The housing bubble/credit crisis was grotesque financial mismanagement. It didn't have to happen.
As a strong believer in the second law as the underpinning of the evolution of all things, I rather disagree.
The housing bubble would not have been a bubble if it had as its underpinning a corresponding increase in consumption of energy. As it was, that underpinning was not there. So, back in the day, this left those with the power with the option of creating either a temporary, illusiory impression of wealth, or creating no impression of wealth at all. In the moment, was this really a choice? Or is it rather only a natural consequence for a successful species to say things are grand, when they really are not? After all, didn't we willingly go along?
It was really a choice. Both the institutional failures that allowed the bubble and the artificially low interest rates that accelerated it were policy decisions.
Home buyers made a lot of individual decisions which look crazy in retrospect. But, we can expect people to act without an appreciation for the context they're in. This is why regulation doesn't emerge naturally and organically.

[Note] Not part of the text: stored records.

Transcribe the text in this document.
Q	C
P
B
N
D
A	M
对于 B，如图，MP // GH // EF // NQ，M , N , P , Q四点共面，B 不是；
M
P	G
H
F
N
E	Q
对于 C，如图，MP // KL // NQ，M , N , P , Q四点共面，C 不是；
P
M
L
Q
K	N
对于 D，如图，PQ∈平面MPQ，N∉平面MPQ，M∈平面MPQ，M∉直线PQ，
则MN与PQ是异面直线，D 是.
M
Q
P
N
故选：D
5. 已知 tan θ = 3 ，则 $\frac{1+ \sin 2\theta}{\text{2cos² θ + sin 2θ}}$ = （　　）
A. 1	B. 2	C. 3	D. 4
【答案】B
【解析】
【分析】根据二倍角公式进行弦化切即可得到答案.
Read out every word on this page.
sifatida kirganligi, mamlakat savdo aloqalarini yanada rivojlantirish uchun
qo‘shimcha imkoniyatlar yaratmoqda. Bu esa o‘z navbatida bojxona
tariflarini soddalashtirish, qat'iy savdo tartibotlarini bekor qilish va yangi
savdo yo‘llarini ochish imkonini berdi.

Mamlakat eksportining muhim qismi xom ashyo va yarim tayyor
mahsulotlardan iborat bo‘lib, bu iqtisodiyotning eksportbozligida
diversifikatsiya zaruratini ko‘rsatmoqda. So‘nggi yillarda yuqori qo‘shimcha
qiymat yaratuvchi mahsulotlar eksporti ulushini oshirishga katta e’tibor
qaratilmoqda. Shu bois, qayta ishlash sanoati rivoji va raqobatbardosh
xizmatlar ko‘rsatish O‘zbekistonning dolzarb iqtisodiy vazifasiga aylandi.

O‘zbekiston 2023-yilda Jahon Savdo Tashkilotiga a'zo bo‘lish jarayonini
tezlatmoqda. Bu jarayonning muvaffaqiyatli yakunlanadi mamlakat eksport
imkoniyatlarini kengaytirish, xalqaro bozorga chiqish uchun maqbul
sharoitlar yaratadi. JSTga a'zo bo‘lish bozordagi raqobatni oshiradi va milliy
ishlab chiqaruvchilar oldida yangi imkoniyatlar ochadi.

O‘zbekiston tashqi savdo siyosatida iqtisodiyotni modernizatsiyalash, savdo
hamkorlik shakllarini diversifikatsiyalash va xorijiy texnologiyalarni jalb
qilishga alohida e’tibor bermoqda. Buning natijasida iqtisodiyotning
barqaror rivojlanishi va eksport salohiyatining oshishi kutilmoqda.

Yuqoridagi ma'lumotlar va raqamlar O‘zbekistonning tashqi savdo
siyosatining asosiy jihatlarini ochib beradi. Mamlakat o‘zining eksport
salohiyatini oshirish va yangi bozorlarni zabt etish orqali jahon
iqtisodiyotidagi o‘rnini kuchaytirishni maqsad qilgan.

It's why we have a government.
I found a description of the "choice" part of the recession that ECRI was talking about from a Jan. 2008 article: http://kirklindstrom.blogspot.com/2008/01/ecri-says-there-is-window-of.html
Thanks for coming by the blog, Artt! As a tip, you can use anchor tags in comments -- <a href="http://kirklindstrom.blogspot.com/2008/01/ecri-says-there-is-window-of.html">Kirk Lindstrom's Blog</a> comes out as Kirk Lindstrom's Blog. Your URL was too long to be displayed, is why I point this out -- only I could see your whole URL, which was unfair to my myriad of readers.
To the larger point, though, it's sort of like keeping from capsizing as you approach a waterfall. Wait, that metaphor sucks. Maybe more like cutting down a tree and propping it up with sapling boughs. It may be theoretically possible, and it'll work for a time, but you're never going to have enough boughs, and that tree is not going to hold itself up.
The fundamental truth -- fancy dan mutterings about interest rates, the money supply and financial innovation aside -- was that the housing wealth was imaginary. People were being asked to pay too little to ever pay off their mortgages, so affordability lost its power as a constraint. Consumer spending was fueled by the resultant illusion of wealth, actualized in home equity lines of credit. People bought multiple houses, as they kept gaining value and they weren't being asked to pay for them. More houses were built to fill the illusory need, creating real construction jobs that would suddenly vanish.
All that imaginary value was being paid for by real debt, which is spread across the balance sheets of most of our financial institutions. Every time housing values go down, every time foreclosure gains popularity as a resolution, more of those debts go bad. Their crapitude is magnified by this or that, but the our solutions are failures of many of our financial institutions, hyperinflation and bailouts.